Predicting missing links between entities in a knowledge graph is a fundamental task to deal with the incompleteness of data on the Web. Knowledge graph embeddings map nodes into a vector space to predict new links, scoring them according to geometric criteria. Relations in the graph may follow patterns that can be learned, e.g., some relations might be symmetric and others might be hierarchical. However, the learning capability of different embedding models varies for each pattern and, so far, no single model can learn all patterns equally well.
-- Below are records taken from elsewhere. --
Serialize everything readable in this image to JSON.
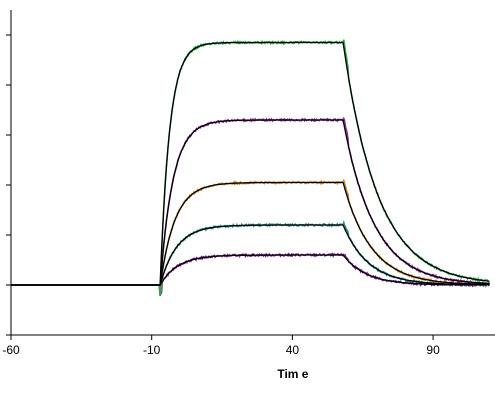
{
  "chart_data": {
    "type": "line",
    "title": "",
    "xlabel": "Tim e",
    "ylabel": "",
    "xlim": [
      -60,
      112
    ],
    "ylim": [
      -20,
      110
    ],
    "x_ticks": [
      -60,
      -10,
      40,
      90
    ],
    "x_tick_labels": [
      "-60",
      "-10",
      "40",
      "90"
    ],
    "y_ticks": [
      -20,
      0,
      20,
      40,
      60,
      80,
      100
    ],
    "grid": false,
    "legend": "none",
    "colors": {
      "fit": "#000000",
      "raw": [
        "#7a1e8c",
        "#2a8a86",
        "#c98a2a",
        "#8e2a9a",
        "#2aa84a"
      ]
    },
    "association_start": -7,
    "dissociation_start": 58,
    "series": [
      {
        "plateau": 12,
        "ka": 0.16,
        "kd": 0.12
      },
      {
        "plateau": 24,
        "ka": 0.17,
        "kd": 0.11
      },
      {
        "plateau": 41,
        "ka": 0.19,
        "kd": 0.1
      },
      {
        "plateau": 66,
        "ka": 0.22,
        "kd": 0.09
      },
      {
        "plateau": 97,
        "ka": 0.3,
        "kd": 0.08
      }
    ]
  }
}
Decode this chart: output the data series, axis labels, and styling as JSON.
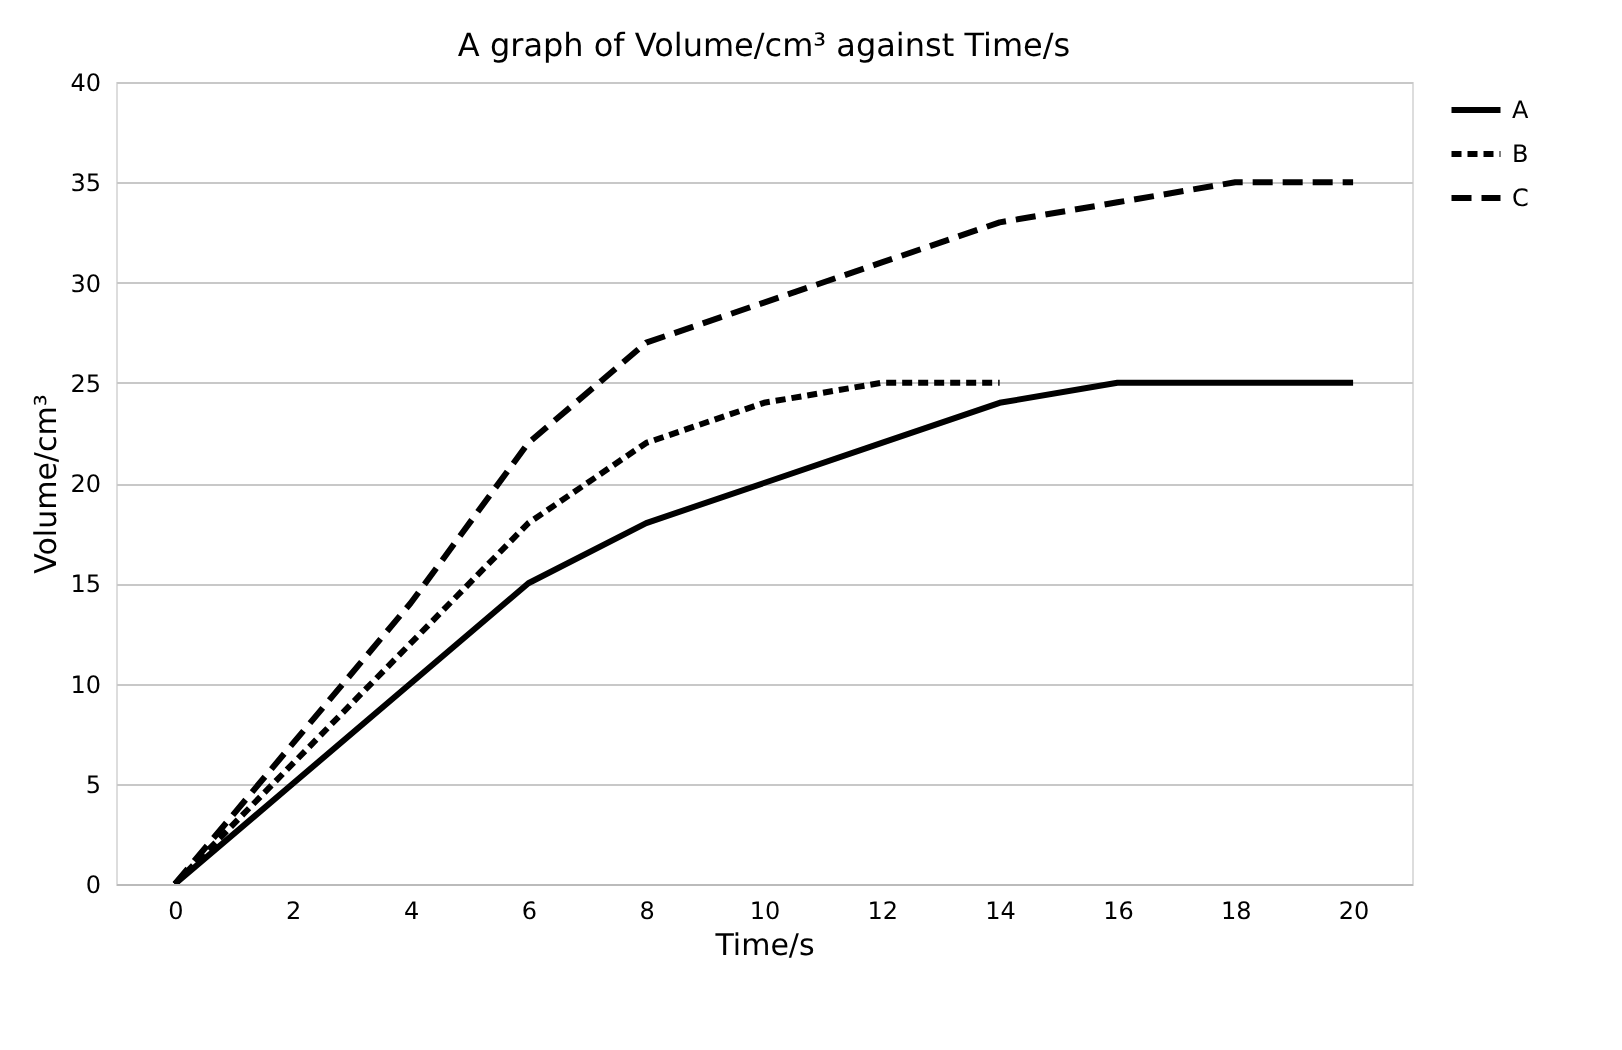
{
  "chart_data": {
    "type": "line",
    "title": "A graph of Volume/cm³ against Time/s",
    "xlabel": "Time/s",
    "ylabel": "Volume/cm³",
    "x": [
      0,
      2,
      4,
      6,
      8,
      10,
      12,
      14,
      16,
      18,
      20
    ],
    "series": [
      {
        "name": "A",
        "color": "#000000",
        "line_style": "solid",
        "values": [
          0,
          5,
          10,
          15,
          18,
          20,
          22,
          24,
          25,
          25,
          25
        ]
      },
      {
        "name": "B",
        "color": "#000000",
        "line_style": "dotted",
        "values": [
          0,
          6,
          12,
          18,
          22,
          24,
          25,
          25,
          null,
          null,
          null
        ]
      },
      {
        "name": "C",
        "color": "#000000",
        "line_style": "dashed",
        "values": [
          0,
          7,
          14,
          22,
          27,
          29,
          31,
          33,
          34,
          35,
          35
        ]
      }
    ],
    "xlim": [
      -1,
      21
    ],
    "xticks": [
      0,
      2,
      4,
      6,
      8,
      10,
      12,
      14,
      16,
      18,
      20
    ],
    "ylim": [
      0,
      40
    ],
    "yticks": [
      0,
      5,
      10,
      15,
      20,
      25,
      30,
      35,
      40
    ],
    "grid": "y",
    "legend": "right",
    "marker": "none"
  }
}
In this paper, we combine the query representations from several models in a unified one to incorporate patterns that are independently captured by each model. Our combination uses attention to select the most suitable model to answer each query. The models are also mapped onto a non-Euclidean manifold, the Poincar\'e ball, to capture structural patterns, such as hierarchies, besides relational patterns, such as symmetry. We prove that our combination provides a higher expressiveness and inference power than each model on its own. As a result, the combined model can learn relational and structural patterns. We conduct extensive experimental analysis with various link prediction benchmarks showing that the combined model outperforms individual models, including state-of-the-art approaches.

翻译：预测知识图谱中实体间的缺失链接是解决Web数据不完整性的基础任务。知识图谱嵌入通过将节点映射至向量空间，依据几何准则对链接进行评分以预测新链接。图谱中的关系可能遵循可学习的模式，例如某些关系具有对称性，另一些则呈层次结构。然而，不同嵌入模型对各类模式的学习能力存在差异，目前尚无单一模型能同等有效地学习所有模式。本文通过将多个模型的查询表示融合为统一表示，整合各模型独立捕获的模式。该融合方法采用注意力机制选择最适合回答每个查询的模型。同时，将模型映射至非欧几里得流形——庞加莱球，以捕捉层次结构等结构模式及对称性等关系模式。我们证明该融合方法相比各独立模型具有更高的表达力与推理能力，从而使得融合模型能够同时学习关系模式与结构模式。通过使用多种链接预测基准进行广泛实验分析，结果表明融合模型的性能优于包括最先进方法在内的单个模型。